Note that Emanuel was my Congressman until being named Obama's chief of staff in November 2008, and he maintains a permanent residence in the city.

Another portrait on Morton's wall

Chicago Mayor Richard Daley will not run for re-election next spring:

Daley's public approval rating had dipped recently, with a Tribune poll earlier this summer showing that more than half of Chicago voters said they don't want to see him re-elected.

The poll found only 37 percent of city voters approve of the job Daley is doing as mayor, compared with 47 percent who disapprove. Moreover, a record-low 31 percent said they want to see Daley re-elected, compared with 53 percent who don't want him to win another term.

The mayor's administration has been buffeted by a spate of summer violence, a weak economy and a high-profile failure to land the 2016 Olympics.

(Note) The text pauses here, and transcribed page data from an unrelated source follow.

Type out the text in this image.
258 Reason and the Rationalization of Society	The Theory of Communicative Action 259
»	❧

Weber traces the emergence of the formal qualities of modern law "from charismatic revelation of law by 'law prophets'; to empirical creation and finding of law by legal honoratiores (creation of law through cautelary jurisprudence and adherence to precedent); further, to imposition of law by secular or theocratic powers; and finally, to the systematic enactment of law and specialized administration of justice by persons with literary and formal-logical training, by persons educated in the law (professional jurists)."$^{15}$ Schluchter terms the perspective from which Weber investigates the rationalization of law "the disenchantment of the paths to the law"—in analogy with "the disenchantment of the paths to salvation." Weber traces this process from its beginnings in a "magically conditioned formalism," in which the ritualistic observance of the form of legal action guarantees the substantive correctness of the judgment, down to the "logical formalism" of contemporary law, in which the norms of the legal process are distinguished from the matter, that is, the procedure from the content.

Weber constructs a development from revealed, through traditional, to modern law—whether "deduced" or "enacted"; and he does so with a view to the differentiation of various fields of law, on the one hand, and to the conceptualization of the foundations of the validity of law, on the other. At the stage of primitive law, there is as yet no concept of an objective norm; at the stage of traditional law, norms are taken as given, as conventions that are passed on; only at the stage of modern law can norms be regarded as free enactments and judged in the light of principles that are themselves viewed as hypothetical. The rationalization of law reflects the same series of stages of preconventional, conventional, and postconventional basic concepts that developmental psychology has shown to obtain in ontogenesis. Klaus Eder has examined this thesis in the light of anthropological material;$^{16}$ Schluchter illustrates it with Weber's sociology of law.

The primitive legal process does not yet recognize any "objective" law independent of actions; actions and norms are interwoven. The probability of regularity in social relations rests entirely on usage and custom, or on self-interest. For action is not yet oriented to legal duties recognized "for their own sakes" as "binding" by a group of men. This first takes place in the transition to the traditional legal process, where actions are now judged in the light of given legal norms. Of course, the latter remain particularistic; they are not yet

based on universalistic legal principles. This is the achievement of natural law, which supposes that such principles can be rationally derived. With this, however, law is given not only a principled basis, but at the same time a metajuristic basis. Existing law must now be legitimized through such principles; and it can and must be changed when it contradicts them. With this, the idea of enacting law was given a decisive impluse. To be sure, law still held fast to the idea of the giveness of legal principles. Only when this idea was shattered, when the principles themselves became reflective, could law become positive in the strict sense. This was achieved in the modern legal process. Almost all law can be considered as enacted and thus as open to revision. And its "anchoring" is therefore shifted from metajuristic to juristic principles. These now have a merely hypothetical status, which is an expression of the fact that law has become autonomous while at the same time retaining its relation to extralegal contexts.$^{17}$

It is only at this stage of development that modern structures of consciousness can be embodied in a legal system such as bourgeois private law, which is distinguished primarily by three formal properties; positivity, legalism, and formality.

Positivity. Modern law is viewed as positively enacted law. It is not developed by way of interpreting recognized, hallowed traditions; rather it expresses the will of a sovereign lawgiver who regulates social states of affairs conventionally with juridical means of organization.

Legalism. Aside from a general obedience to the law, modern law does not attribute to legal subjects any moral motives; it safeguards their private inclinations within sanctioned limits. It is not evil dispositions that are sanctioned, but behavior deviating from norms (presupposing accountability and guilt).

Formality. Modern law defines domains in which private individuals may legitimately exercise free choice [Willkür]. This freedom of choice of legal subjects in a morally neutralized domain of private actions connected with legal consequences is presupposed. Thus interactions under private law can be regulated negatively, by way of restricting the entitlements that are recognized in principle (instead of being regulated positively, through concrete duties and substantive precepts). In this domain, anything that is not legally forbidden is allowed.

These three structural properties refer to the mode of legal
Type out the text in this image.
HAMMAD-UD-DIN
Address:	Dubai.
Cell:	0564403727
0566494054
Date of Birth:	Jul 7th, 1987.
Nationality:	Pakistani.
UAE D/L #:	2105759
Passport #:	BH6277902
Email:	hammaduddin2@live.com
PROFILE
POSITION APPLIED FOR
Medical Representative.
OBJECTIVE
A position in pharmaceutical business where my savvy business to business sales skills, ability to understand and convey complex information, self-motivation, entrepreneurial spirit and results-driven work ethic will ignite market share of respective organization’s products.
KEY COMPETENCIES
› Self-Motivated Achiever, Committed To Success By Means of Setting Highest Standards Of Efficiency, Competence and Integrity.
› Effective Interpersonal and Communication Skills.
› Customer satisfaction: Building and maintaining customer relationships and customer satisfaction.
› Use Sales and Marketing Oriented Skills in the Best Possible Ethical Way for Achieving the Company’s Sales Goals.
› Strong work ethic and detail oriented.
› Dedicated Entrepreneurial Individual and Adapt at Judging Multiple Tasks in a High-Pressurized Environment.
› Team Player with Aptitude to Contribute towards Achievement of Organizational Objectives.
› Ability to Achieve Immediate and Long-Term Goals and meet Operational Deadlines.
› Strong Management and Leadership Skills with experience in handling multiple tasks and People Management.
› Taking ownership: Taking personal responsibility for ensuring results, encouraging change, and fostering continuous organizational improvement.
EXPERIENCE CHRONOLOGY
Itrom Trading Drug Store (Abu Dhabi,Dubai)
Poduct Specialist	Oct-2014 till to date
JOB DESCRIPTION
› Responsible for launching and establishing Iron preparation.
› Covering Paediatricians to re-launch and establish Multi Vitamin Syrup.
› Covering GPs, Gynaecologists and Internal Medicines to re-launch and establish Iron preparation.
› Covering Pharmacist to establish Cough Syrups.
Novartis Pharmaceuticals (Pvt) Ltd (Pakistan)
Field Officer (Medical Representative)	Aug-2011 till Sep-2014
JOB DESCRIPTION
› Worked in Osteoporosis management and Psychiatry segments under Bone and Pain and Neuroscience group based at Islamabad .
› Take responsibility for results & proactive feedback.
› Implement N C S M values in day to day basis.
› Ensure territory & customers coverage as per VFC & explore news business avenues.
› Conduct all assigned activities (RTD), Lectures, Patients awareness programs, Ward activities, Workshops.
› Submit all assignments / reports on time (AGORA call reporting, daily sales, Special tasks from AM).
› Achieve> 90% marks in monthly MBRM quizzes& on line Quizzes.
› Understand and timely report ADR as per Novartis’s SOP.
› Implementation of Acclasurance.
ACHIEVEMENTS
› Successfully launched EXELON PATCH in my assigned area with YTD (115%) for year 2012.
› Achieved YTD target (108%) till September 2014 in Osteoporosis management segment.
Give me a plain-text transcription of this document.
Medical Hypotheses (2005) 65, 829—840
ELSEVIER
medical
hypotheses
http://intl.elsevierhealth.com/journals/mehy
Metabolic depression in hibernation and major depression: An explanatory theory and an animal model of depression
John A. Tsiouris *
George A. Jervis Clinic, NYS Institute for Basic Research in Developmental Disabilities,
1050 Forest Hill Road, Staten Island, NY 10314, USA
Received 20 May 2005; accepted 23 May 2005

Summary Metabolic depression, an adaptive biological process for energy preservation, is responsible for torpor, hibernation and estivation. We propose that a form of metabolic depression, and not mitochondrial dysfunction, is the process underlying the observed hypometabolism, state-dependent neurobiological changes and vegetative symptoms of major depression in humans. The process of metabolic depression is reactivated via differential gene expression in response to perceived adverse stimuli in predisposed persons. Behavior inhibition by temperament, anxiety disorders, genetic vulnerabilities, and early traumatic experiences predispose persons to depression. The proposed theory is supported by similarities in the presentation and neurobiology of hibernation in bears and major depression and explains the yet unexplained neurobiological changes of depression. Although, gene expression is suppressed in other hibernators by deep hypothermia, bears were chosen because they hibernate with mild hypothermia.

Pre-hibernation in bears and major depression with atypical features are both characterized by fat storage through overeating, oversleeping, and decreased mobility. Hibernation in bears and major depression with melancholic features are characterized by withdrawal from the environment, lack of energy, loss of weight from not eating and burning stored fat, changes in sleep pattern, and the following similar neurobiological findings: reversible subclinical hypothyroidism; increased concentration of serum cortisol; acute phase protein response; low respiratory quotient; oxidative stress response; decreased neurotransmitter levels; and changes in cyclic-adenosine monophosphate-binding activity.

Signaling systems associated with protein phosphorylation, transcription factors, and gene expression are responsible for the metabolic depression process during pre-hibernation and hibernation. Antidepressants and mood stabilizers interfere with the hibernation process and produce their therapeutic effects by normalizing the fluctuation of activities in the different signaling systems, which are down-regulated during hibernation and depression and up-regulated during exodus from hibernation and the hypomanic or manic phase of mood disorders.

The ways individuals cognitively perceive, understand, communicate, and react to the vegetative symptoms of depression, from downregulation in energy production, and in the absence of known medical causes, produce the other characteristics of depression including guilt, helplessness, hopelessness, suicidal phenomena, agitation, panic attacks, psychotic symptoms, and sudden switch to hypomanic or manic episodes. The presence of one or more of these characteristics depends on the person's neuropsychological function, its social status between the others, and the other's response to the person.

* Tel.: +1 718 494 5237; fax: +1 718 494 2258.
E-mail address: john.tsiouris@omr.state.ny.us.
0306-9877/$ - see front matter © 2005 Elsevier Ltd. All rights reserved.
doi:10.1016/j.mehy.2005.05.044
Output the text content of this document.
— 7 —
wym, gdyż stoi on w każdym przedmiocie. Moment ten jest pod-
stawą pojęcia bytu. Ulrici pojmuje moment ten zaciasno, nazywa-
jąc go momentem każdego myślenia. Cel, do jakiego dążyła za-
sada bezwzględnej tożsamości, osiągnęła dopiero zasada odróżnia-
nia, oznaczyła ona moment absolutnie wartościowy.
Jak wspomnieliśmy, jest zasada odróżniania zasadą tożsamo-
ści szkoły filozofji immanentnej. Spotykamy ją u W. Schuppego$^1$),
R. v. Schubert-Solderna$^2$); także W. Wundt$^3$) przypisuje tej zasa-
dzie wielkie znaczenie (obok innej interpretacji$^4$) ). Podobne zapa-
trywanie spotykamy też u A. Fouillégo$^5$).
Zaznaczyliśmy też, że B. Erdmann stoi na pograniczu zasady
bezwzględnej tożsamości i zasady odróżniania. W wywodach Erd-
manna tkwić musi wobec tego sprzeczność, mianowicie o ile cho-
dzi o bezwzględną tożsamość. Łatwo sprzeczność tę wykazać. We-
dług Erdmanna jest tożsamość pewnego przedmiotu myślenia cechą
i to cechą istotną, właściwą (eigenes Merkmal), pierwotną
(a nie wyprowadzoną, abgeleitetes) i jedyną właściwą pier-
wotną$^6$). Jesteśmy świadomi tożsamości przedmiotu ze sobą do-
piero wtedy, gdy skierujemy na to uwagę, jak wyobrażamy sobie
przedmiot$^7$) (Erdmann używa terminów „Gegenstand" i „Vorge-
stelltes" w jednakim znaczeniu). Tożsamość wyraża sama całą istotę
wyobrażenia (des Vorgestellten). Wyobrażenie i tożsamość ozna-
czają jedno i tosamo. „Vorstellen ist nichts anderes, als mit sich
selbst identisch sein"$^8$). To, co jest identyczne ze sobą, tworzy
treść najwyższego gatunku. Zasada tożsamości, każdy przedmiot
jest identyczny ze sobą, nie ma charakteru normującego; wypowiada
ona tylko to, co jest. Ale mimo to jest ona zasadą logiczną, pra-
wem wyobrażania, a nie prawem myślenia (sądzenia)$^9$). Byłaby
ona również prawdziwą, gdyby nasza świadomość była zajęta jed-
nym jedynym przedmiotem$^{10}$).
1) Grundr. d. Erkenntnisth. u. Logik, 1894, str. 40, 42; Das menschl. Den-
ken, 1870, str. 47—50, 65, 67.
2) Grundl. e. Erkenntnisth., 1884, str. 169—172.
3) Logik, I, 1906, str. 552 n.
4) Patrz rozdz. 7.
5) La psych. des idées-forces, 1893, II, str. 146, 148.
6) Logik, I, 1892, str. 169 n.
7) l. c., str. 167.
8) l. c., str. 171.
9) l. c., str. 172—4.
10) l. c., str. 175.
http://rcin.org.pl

Dissatisfaction abounds, the survey found, over Daley's handling of the crime problem, his efforts to rein in government corruption and his backing of a controversial long-term parking meter system lease.

This isn't a big surprise, as President Obama's chief of staff Rahm Emanuel has hinted he wants the job—which he would never do without knowing for sure Daley was stepping down.

(Morton's Steakhouse, the best in Chicago, has portraits of the city's mayors going back to Daley's father.)

Vox populi vox ignorati

Paul Krugman noticed this poll from 1938, in which most Americans got completely wrong what the U.S. needed to get out of the depression:

Do you think government spending should be increased to help get business out of its present slump? Gallup Poll, Mar, 1938

37% Yes

63% No

Of course, it was massive government spending from 1942 to 1945 that actually ended the Great Depression.